I spent some time in South Philly yesterday, as I hadn't really explored that area before. South Philadelphia, for those who don't know is what upper-middle-class people would generally refer to as a "nice" part of town or "quaint" or "so bo-ho" or "cultured" or something else ridiculous. It was full of people having brunch and families in parks. There was an art festival happening in Rittenhouse Square and people enjoying their weekend everywhere. Why was I there? Come on guys, for the yarn shop, obviously.

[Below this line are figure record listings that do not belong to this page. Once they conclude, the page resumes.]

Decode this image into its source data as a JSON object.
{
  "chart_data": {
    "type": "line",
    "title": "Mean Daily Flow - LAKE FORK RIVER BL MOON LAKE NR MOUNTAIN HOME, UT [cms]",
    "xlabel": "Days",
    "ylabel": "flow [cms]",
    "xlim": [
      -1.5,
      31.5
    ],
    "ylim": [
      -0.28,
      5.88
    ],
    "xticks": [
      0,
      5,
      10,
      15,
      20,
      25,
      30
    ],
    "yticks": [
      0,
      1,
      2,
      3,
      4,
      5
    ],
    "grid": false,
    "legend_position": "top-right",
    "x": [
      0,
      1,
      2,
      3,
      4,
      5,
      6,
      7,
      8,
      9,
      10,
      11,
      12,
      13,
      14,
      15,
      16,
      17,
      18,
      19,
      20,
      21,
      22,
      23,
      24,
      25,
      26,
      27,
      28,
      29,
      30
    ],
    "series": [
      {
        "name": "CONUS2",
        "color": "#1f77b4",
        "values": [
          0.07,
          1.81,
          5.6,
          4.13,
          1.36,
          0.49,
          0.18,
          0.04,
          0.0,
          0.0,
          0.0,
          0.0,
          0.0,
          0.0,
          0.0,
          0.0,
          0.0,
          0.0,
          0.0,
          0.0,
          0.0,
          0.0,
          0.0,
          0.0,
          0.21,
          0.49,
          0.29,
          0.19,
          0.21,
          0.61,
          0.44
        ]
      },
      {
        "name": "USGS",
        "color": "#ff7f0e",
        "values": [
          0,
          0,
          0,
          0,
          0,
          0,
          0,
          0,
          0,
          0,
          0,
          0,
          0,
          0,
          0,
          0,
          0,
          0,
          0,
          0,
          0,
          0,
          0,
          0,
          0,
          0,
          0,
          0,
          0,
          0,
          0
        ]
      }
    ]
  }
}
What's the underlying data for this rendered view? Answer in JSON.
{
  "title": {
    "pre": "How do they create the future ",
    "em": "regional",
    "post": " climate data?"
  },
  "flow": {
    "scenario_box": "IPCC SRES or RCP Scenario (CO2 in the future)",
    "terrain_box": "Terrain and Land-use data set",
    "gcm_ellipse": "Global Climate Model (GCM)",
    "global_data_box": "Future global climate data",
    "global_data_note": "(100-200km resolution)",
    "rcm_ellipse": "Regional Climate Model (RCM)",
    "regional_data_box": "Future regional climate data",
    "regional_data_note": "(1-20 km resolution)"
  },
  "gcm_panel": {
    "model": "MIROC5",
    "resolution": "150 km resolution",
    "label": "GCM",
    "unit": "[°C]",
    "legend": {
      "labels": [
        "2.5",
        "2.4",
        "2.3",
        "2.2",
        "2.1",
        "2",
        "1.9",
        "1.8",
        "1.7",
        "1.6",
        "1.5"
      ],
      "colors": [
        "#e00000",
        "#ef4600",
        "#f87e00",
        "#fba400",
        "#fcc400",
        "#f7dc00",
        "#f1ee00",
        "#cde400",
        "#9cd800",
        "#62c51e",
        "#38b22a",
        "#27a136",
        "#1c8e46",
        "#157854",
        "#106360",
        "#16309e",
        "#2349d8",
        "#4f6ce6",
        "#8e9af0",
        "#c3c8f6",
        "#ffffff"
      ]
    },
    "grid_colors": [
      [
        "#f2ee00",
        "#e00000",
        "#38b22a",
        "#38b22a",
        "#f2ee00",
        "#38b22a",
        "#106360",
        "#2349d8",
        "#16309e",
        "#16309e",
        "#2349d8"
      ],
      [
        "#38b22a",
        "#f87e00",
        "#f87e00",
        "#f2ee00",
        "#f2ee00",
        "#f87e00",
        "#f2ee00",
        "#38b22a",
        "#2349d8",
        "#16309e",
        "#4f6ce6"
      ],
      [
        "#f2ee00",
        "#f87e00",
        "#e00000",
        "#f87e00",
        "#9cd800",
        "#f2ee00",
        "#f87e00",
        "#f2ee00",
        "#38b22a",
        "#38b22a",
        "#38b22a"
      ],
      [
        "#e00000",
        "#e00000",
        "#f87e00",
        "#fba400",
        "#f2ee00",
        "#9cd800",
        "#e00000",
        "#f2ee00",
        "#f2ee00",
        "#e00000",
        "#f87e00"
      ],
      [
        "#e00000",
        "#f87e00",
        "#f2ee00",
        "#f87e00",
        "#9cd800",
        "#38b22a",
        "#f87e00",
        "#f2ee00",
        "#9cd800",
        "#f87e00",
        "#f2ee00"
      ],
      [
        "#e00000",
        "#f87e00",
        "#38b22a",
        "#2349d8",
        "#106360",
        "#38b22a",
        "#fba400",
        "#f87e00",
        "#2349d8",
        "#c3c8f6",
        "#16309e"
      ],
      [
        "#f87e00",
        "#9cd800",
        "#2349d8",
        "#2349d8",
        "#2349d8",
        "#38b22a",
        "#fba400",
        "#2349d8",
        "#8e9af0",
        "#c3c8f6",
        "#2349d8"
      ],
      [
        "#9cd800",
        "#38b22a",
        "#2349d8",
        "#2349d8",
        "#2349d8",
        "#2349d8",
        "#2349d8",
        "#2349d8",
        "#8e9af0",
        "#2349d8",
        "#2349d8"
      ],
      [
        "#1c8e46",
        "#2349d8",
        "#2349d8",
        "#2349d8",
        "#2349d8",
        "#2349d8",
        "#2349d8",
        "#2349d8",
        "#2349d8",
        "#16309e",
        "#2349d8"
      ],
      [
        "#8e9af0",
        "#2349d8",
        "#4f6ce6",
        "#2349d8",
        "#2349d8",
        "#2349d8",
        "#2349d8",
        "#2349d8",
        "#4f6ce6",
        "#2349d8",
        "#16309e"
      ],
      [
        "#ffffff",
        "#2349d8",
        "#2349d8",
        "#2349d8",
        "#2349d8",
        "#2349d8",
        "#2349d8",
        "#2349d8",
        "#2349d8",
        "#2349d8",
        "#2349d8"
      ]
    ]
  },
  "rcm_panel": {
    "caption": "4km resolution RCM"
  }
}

Loop is one of the few yarn shops I could find in Philly that wasn't somewhere far off in the distance in West Philly or in a mythical land some call "New Jersey". Everything about this shop is delightful. The ladies working were warm and welcoming (yes, of course I dropped of my resume and fished for work-though to no avail), the shop itself was beautiful with hardwood floors and lovely displays, and the clientele was exactly what I've come to expect from yarn stores. Versatile and quirky as all get out (one of them was even in town briefly from said mythical land called New Jersey. Guys- stereotypes exist for a reason).

I thought finding a lovely yarn shop would make me feel more at home and in my element in a new city, but alas, it made me long for the things I saw echos of familiarity in. I ache a little for home this weekend.

When I'm constantly busy working through the week and physically exhausted from school it's very easy for me to keep my Philadelphia blinders on. But when the weekend hits and I have some time to stew, I start to miss small things like nature. And being not sweaty from humidity. And of course, the humans. I find myself illogically, immensely frustrated that I can't just go visit Boise for the weekend. But I can't. And that's okay. It will make it all the sweeter when I can. See you someday, Boise.